Nos dirigeants amassent souvent des fortunes puis les transforment en propriétés immobilières et autres holdings en France et ailleurs en Europe et dans le monde. Pendant ce temps, la France bénéficie de dirigeants qui leur donnent carte blanche sur nos ressources naturelles, aux marchés d’exportation et d’une liberté d’action tacitement accordée.

Il faut noter que le faux départ a eu lieu durant les époques coloniales ; nos dirigeants étaient culturellement très imprégnés des traditions françaises, et certains occupant même des postes en France, comme par exemple Houphouët-Boigny qui servait dans le gouvernement français et l’ascension du président sénégalais Senghor au sommet de la société française jusqu’à son élection à l’Académie française.

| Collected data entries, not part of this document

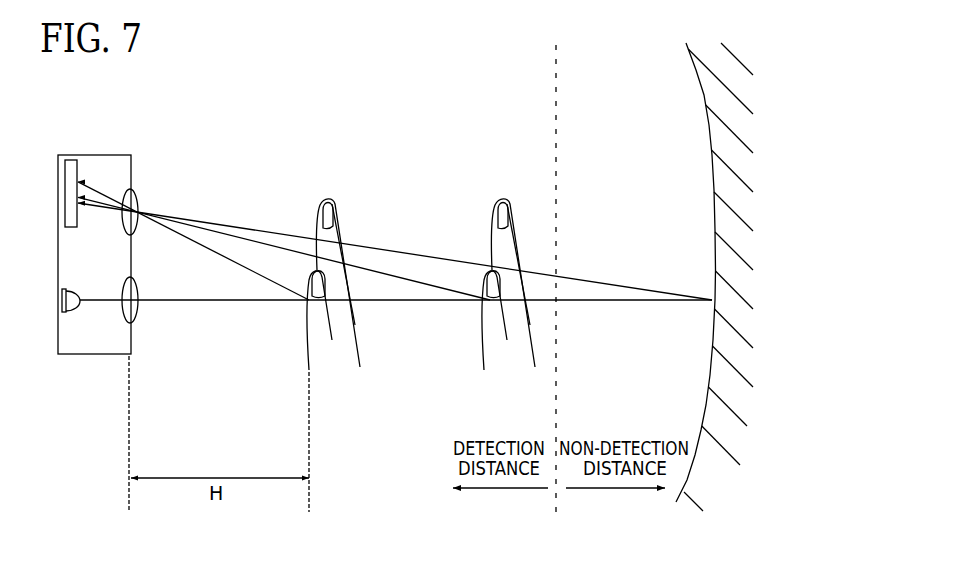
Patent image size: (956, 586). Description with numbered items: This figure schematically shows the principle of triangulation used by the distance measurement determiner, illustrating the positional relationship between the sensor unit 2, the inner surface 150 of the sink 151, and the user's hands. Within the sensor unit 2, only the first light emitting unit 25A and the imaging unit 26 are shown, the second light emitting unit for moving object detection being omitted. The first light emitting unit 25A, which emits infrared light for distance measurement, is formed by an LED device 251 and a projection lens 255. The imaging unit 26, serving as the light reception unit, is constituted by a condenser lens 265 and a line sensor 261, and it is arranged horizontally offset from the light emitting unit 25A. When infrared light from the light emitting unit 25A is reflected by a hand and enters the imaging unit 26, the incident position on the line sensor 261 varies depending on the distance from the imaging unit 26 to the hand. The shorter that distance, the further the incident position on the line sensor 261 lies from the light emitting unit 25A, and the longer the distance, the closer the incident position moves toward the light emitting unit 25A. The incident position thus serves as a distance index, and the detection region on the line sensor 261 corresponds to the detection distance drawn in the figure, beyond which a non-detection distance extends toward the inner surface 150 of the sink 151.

The sensor unit 2 is at (106, 394).
The imaging unit 26 is at (137, 178).
The line sensor 261 is at (72, 159).
The condenser lens 265 is at (132, 199).
The first light emitting unit 25A is at (142, 335).
The LED device 251 is at (70, 316).
The projection lens 255 is at (136, 312).
The inner surface 150 is at (711, 352).
The sink 151 is at (728, 478).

Le modèle France-Afrique a bien fonctionné pendant des décennies, sous la tutelle du légendaire et controversé Jacques Foccart, conseiller Afrique de Gaulle, Pompidou, et, brièvement, François Mitterrand et son fils Jean-Christophe et Jacques Chirac. Pendant de nombreuses années, le conseiller Afrique à la présidence n’a pas rendu compte au conseiller diplomatique du président, mais directement au président, bénéficiant ainsi d’un statut égal ou peut-être même supérieur à celui du conseiller diplomatique. 

Rien n’est éternel.

À la fin du 20e siècle, on assiste à un paysage mondial en mutation et le modèle France-Afrique commence à avoir du mal à s’adapter. Les Africains avaient commencé à beaucoup voyager et ils ont vu d’autres parties du monde et ont commencé à démystifier la France. Il y a aussi l’aspect de la globalisation qui a exposé nos sociétés aux films, modes, sports, musique et littérature non français et l’Amérique du Nord a bénéficié d’un avantage dans ce domaine. Conséquemment, les Africains francophones ont commencé à perdre leur tendance à considérer la France comme leur modèle. Bref, France-Afrique a commencé à être victime de plusieurs effets de la mondialisation.

Pour la France, le coût du maintien de France-Afrique a commencé à devenir moins proportionné à ses rendements, à la fois politique et économique. Ayant changé de stratégie sur sa présence militaire en Afrique, cela a augmenté le coût de maintenir sa présence militaire dans le monde. Entre cela et une population vieillissante, la France commence à sentir le poids économique et le privilège français est menacé en Afrique.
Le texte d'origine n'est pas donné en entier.